Das dürfte auch für den Fremdsprachenunterricht gelten. Im Fach Englisch gehört Mecklenburg-Vorpommern bundesweit zu den Nachzüglern mit Rang 14 sowohl beim Lese- als auch beim Hörverstehen. Henry Tesch verspricht sich zukünftig ein besseres Abschneiden und verweist auf die flächendeckende Einführung des Englischunterrichts ab Klasse 3 im Jahr 2006. Allerdings räumt er ein Personalproblem ein, dem das Junglehrerprogramm beikommen soll, indem es möglichst gut ausgebildete Englischlehrer anzieht.

Zweifel melden die Grünen an. Sie halten den Fremdsprachenunterricht für das "Stiefkind der Bildungspolitik", wie der bildungspolitische Sprecher der Partei in Schwerin, Andreas Katz, sagt. "Lehrkräfte für Englisch sind Mangelware, unterrichtende Muttersprachler Goldstaub", schätzt er ein und mahnt den Minister, endlich zu handeln.
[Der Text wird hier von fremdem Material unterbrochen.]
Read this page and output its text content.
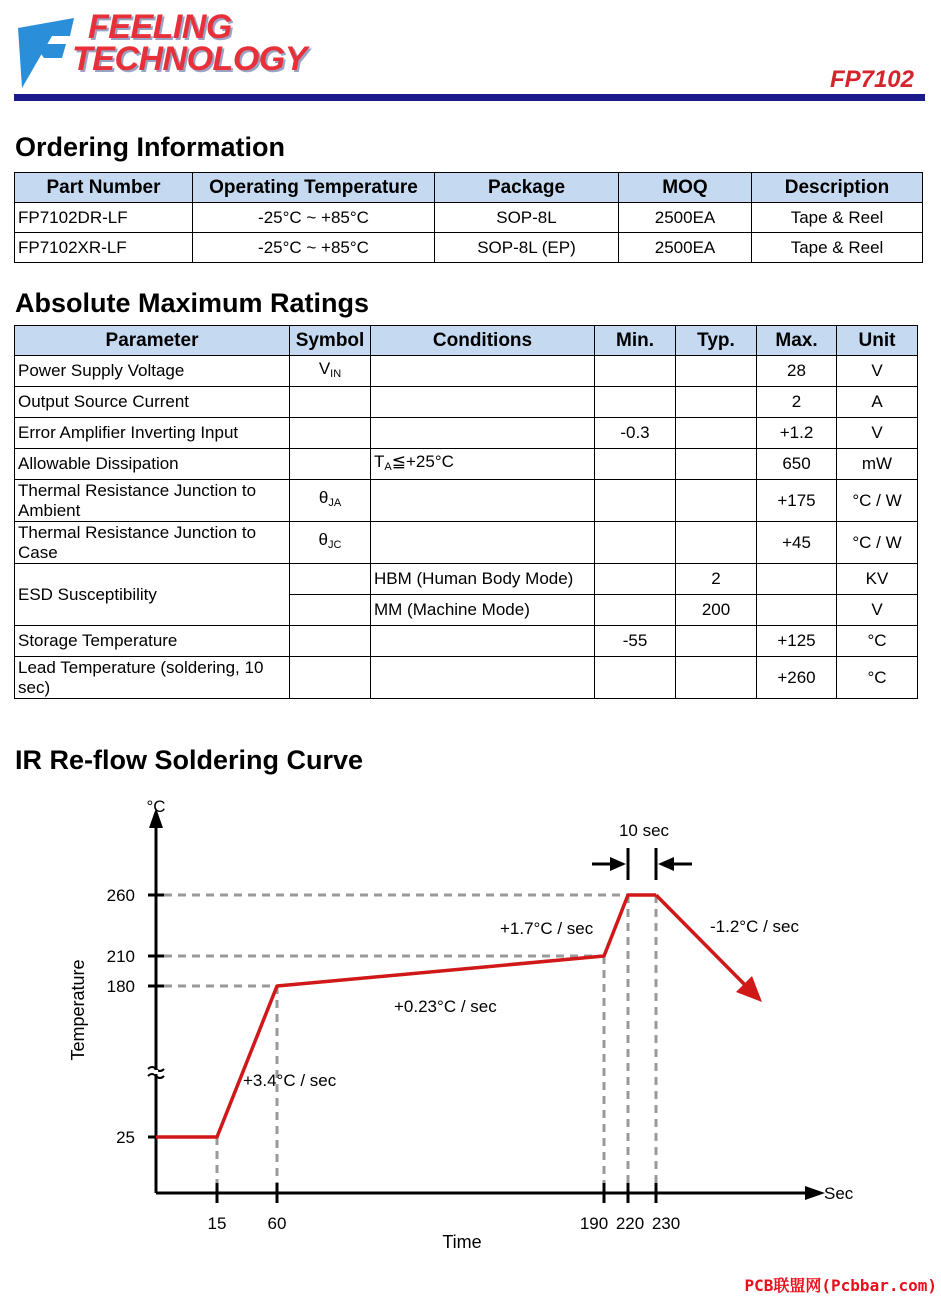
FEELING
TECHNOLOGY
FP7102
Ordering Information
Part Number	Operating Temperature	Package	MOQ	Description
FP7102DR-LF	-25°C ~ +85°C	SOP-8L	2500EA	Tape & Reel
FP7102XR-LF	-25°C ~ +85°C	SOP-8L (EP)	2500EA	Tape & Reel
Absolute Maximum Ratings
Parameter	Symbol	Conditions	Min.	Typ.	Max.	Unit
Power Supply Voltage	$V_{IN}$				28	V
Output Source Current					2	A
Error Amplifier Inverting Input			-0.3		+1.2	V
Allowable Dissipation		$T_A≦+25^\circ C$			650	mW
Thermal Resistance Junction to Ambient	$\theta_{JA}$				+175	°C / W
Thermal Resistance Junction to Case	$\theta_{JC}$				+45	°C / W
ESD Susceptibility		HBM (Human Body Mode)		2		KV
		MM (Machine Mode)		200		V
Storage Temperature			-55		+125	°C
Lead Temperature (soldering, 10 sec)					+260	°C
IR Re-flow Soldering Curve
°C
Temperature
Sec
Time
260
210
180
25
15 60	190 220 230
10 sec
+3.4°C / sec
+0.23°C / sec
+1.7°C / sec	-1.2°C / sec
PCB联盟网(Pcbbar.com)
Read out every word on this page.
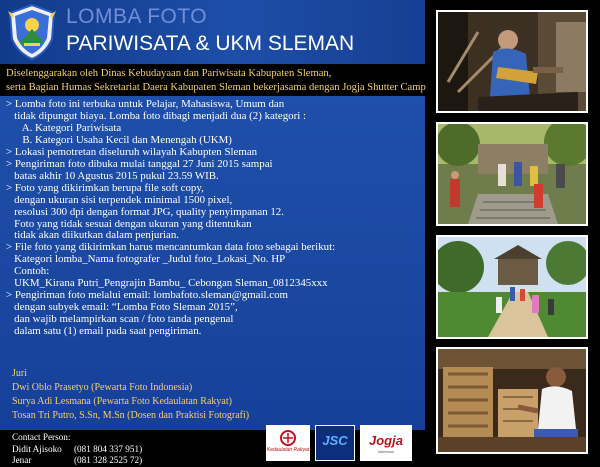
LOMBA FOTO
PARIWISATA & UKM SLEMAN
Diselenggarakan oleh Dinas Kebudayaan dan Pariwisata Kabupaten Sleman,
serta Bagian Humas Sekretariat Daera Kabupaten Sleman bekerjasama dengan Jogja Shutter Camp
> Lomba foto ini terbuka untuk Pelajar, Mahasiswa, Umum dan
tidak dipungut biaya. Lomba foto dibagi menjadi dua (2) kategori :
A. Kategori Pariwisata
B. Kategori Usaha Kecil dan Menengah (UKM)
> Lokasi pemotretan diseluruh wilayah Kabupten Sleman
> Pengiriman foto dibuka mulai tanggal 27 Juni 2015 sampai
batas akhir 10 Agustus 2015 pukul 23.59 WIB.
> Foto yang dikirimkan berupa file soft copy,
dengan ukuran sisi terpendek minimal 1500 pixel,
resolusi 300 dpi dengan format JPG, quality penyimpanan 12.
Foto yang tidak sesuai dengan ukuran yang ditentukan
tidak akan diikutkan dalam penjurian.
> File foto yang dikirimkan harus mencantumkan data foto sebagai berikut:
Kategori lomba_Nama fotografer _Judul foto_Lokasi_No. HP
Contoh:
UKM_Kirana Putri_Pengrajin Bambu_ Cebongan Sleman_0812345xxx
> Pengiriman foto melalui email: lombafoto.sleman@gmail.com
dengan subyek email: “Lomba Foto Sleman 2015”,
dan wajib melampirkan scan / foto tanda pengenal
dalam satu (1) email pada saat pengiriman.
Juri
Dwi Oblo Prasetyo (Pewarta Foto Indonesia)
Surya Adi Lesmana (Pewarta Foto Kedaulatan Rakyat)
Tosan Tri Putro, S.Sn, M.Sn (Dosen dan Praktisi Fotografi)
Contact Person:
Didit Ajisoko (081 804 337 951)
Jenar	(081 328 2525 72)
Kedaulatan Rakyat
JSC	Jogja
istimewa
Ebenso wie die Lehrergewerkschaft GEW sieht die Linkspartei im gegliederten Schulsystem die Wurzel allen Übels. "Erforderlich sind gemeinsames Lernen mindestens bis Klasse 8 sowie mehr Möglichkeiten der individuellen Förderung, die tatsächlich ausfinanziert sein müssen", teilte die Linke-Landtagsfraktion mit. Die FDP-Landtagsfraktion wiederum hob hervor, dass Schüler in Ländern mit bürgerlich-liberaler Politik wie Bayern, wo es ein dreigliedriges Bildungssystem gibt, und Baden-Württemberg besser abgeschnitten hätten als in SPD-geführten Ländern.

Das Süd-Nord-Gefälle gilt auch als Indiz für den Zusammenhang von Einkommen und Bildung. "Der Test belegt erneut die hohe Abhängigkeit von sozialer Herkunft und Bildungserfolg in Deutschland. Dabei gelingt es den neuen Bundesländern eher, diesen Unterschied geringer zu halten", sagt Henry Tesch und beschwört einmal mehr die Idee von individueller Förderung, die zu Chancengerechtigkeit führen soll.